蝶无欢最先开口,她笑着招手,“乖宝,来娘亲这里。”

银狼挥舞着四肢欢快的奔向祁折,“嗷呜嗷呜”小折小折,我好想你呀。

祁折回应了小世子的眼神询问,松开他的手,蹲下把银狼抱了个满怀,“在外面乖不乖?听不听话?有没有捣乱?”

银狼直摇尾巴,“嗷呜”个不停。没有没有,小折,我超听话的。

雪欲晚慈爱的注视着他和银狼,慢慢走过来,看了又看,才开口,“扶桑,你和秋秋怎么突然想着到店里来呢?”

“听说大师伯和小师叔到了,我就想着带秋秋出来见一面。”祁折安抚着银狼,微微仰起脸,“娘,我听到你们刚才说的,小师叔说得对,是沈含语的错。”

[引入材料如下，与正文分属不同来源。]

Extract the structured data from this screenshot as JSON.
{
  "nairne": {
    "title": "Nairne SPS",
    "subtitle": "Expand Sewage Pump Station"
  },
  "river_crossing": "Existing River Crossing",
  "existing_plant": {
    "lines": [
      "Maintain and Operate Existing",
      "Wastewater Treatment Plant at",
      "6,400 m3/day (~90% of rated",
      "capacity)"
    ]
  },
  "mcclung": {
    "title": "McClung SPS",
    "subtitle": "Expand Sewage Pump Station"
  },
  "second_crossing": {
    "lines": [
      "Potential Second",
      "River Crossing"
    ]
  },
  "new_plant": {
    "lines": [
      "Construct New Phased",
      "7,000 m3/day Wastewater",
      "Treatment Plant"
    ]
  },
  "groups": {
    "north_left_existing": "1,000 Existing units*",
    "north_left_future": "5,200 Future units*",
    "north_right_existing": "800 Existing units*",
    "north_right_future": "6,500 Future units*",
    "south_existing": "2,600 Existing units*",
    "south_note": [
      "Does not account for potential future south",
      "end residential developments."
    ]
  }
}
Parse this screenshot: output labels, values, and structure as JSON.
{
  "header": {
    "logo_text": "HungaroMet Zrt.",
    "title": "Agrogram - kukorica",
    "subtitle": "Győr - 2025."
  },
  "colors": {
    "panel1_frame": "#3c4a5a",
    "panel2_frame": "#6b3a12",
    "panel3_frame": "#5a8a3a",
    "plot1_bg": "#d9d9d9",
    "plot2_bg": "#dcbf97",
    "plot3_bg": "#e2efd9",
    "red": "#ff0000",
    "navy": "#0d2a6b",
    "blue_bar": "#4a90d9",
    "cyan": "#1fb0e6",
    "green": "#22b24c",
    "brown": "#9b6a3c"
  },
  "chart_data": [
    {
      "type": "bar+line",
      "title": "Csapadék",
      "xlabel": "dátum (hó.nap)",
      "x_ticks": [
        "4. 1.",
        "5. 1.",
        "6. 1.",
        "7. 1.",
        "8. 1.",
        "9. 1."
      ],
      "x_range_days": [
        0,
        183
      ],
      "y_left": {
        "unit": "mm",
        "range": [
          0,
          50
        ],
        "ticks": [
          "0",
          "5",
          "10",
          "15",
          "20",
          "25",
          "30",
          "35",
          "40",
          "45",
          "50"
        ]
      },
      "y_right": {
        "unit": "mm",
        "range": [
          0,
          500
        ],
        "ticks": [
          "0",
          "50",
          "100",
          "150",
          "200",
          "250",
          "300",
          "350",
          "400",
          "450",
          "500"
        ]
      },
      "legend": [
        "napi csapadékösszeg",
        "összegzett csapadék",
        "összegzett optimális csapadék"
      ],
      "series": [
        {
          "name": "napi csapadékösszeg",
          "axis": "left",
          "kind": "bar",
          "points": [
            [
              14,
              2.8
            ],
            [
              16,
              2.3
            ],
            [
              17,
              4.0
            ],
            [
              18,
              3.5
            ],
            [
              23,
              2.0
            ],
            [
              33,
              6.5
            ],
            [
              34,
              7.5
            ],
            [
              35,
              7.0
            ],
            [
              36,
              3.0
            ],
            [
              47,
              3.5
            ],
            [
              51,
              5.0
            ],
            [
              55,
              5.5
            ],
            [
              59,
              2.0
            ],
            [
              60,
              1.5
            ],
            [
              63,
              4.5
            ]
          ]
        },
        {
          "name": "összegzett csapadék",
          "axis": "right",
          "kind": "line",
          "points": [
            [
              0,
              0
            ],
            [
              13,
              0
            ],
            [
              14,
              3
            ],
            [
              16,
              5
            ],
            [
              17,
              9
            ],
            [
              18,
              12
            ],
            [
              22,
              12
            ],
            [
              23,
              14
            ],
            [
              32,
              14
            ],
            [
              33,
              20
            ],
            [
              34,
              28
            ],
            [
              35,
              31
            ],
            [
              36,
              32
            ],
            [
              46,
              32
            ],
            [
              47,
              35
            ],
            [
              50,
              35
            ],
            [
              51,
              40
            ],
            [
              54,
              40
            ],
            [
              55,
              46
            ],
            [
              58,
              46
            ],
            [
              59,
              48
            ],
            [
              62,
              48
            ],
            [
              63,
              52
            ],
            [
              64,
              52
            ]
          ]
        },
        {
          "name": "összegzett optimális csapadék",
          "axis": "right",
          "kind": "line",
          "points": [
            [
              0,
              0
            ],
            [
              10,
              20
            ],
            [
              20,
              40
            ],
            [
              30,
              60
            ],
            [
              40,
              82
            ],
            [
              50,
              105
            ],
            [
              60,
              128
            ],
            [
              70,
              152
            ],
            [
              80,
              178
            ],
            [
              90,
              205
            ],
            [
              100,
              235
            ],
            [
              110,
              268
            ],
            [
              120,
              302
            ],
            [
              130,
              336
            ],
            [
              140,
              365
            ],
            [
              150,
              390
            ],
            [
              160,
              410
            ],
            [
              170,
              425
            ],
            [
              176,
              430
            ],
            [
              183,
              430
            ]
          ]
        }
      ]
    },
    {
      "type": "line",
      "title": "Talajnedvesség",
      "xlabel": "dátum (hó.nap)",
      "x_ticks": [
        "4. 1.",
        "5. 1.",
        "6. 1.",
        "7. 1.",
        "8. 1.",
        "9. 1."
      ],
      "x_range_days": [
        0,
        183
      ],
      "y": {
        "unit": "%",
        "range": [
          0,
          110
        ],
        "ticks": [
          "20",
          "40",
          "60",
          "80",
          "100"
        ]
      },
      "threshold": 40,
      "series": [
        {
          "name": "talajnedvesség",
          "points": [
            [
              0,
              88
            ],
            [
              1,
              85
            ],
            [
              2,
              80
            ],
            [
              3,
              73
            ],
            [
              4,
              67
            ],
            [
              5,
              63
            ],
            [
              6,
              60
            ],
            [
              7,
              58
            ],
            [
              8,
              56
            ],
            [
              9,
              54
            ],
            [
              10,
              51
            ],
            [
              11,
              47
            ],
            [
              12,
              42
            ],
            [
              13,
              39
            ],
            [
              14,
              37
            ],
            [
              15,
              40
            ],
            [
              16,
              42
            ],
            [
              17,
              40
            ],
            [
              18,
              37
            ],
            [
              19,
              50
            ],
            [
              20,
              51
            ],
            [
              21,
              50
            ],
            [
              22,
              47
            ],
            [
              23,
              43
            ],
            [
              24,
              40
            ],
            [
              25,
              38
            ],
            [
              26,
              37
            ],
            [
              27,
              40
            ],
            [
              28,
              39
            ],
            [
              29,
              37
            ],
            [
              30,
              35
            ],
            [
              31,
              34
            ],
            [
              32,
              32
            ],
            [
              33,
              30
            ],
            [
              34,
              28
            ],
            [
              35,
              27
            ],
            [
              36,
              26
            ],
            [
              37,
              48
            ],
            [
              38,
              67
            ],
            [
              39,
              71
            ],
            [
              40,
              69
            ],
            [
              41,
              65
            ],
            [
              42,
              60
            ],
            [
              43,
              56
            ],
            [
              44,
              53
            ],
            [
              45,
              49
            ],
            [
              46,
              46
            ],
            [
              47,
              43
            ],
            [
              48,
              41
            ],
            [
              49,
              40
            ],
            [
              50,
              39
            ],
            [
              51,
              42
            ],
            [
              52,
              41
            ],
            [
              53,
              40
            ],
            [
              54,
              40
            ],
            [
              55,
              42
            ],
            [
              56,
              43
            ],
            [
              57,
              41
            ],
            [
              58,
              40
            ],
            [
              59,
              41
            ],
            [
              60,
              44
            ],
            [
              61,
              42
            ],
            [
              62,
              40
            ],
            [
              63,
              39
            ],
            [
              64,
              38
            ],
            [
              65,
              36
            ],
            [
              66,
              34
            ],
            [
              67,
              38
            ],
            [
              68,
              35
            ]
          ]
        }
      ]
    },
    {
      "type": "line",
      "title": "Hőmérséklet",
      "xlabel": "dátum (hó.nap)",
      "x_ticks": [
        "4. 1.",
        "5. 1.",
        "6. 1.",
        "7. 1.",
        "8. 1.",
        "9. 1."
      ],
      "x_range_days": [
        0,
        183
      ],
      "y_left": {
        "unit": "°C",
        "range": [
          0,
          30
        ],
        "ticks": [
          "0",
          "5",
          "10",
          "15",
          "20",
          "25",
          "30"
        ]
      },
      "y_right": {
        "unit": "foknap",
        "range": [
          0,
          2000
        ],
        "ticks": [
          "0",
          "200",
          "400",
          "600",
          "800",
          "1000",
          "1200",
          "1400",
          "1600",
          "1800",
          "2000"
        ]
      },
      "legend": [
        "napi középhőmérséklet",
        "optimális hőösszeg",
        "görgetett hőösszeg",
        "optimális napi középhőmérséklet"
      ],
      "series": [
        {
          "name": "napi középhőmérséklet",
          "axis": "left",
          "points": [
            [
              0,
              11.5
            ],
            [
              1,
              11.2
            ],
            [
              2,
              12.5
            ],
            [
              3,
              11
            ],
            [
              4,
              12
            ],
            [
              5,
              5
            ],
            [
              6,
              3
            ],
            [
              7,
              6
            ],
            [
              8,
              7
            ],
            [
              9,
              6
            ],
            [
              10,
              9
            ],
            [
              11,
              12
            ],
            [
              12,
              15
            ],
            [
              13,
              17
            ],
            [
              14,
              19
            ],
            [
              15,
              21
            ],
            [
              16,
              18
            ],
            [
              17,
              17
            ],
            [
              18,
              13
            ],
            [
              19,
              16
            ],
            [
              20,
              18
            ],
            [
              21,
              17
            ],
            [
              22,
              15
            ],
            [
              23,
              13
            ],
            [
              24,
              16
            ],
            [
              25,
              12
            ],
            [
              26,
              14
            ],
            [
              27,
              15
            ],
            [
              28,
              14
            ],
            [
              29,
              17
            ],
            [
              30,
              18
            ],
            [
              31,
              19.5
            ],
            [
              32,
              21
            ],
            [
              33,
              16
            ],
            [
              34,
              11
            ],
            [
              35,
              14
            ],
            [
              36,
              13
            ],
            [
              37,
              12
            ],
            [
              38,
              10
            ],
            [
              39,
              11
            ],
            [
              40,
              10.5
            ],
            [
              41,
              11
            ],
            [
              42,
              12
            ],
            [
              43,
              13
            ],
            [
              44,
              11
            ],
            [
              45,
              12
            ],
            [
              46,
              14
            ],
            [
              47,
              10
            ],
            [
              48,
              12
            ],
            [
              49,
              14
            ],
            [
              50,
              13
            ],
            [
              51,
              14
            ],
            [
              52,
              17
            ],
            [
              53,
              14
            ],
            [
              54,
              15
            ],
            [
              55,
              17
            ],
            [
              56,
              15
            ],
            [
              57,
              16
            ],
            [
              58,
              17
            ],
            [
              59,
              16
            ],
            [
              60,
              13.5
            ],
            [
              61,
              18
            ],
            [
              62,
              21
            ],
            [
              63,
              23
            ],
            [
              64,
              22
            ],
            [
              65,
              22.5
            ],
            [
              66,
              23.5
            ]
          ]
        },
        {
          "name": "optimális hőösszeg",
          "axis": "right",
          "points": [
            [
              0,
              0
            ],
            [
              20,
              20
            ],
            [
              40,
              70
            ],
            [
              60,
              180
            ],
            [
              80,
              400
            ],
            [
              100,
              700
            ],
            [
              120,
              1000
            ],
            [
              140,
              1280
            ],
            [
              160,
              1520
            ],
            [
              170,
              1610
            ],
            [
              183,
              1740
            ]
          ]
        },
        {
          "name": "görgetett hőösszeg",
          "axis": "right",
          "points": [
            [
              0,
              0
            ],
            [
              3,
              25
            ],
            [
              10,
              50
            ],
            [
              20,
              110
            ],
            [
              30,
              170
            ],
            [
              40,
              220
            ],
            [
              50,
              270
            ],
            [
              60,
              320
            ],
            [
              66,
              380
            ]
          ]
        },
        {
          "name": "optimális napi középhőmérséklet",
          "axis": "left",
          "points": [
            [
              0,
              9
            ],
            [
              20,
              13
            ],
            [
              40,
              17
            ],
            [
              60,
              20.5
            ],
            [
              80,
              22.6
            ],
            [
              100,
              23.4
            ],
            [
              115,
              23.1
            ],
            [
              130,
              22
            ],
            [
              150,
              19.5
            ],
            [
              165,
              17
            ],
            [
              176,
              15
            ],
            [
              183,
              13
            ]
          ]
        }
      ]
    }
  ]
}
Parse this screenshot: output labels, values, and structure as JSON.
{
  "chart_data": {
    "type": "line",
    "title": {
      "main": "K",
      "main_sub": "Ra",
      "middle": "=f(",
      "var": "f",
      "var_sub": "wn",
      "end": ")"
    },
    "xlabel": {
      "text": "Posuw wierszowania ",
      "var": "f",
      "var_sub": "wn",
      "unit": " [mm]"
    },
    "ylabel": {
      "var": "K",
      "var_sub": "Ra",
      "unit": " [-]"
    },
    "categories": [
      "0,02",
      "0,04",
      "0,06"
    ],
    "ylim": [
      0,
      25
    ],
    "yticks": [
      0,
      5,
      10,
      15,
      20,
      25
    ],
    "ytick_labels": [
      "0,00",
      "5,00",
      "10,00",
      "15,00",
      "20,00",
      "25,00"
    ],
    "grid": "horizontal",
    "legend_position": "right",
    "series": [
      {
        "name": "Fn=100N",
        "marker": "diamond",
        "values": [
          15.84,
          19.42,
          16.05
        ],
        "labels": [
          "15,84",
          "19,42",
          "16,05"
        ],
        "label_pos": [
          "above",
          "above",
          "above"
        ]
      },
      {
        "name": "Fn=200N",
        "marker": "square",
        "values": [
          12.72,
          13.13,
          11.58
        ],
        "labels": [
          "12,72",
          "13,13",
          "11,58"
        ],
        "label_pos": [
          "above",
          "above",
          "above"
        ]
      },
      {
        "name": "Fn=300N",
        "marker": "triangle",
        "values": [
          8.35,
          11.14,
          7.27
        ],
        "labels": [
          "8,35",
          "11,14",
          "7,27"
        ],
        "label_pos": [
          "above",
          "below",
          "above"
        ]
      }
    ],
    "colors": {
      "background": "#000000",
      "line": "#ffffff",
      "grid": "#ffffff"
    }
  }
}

“对我来说,你能出现就是最大的惊喜,因此在哪一刻出现并不重要。”

闻言,那张明媚张扬的脸上不免渐渐染上愁绪,雪欲晚不得不承认蝶无欢有些话是对的,于她而言,昏迷的二十年不仅是冻滞的外表,也是毫无长进的心性。

仿佛一眨眼的时间,儿子长得比她还要高,考虑的比他爹还要周全,她明明是母亲,却根本没有半分像娘的样子,甚至要让儿子来哄着她。

相比而言,蝶无欢就做的太多了。

雪欲晚这样想着,祁折似乎看出她的意思,他忍俊不禁道,“娘,说起来,怪不得你和小师叔师是师姐弟,你们俩的另一半都心思缜密。”

他故意问:“是师门传统吗?”

“哪有这样的师门传统,”雪欲晚被他的话吸引注意力,“再说,你父皇和蝶无欢可不同。”

祁折笑着点点头:“自然是不同的。”

他抬眸看向另一边的少年,后者似乎是察觉到他的目光,条件反射转过来冲着他笑。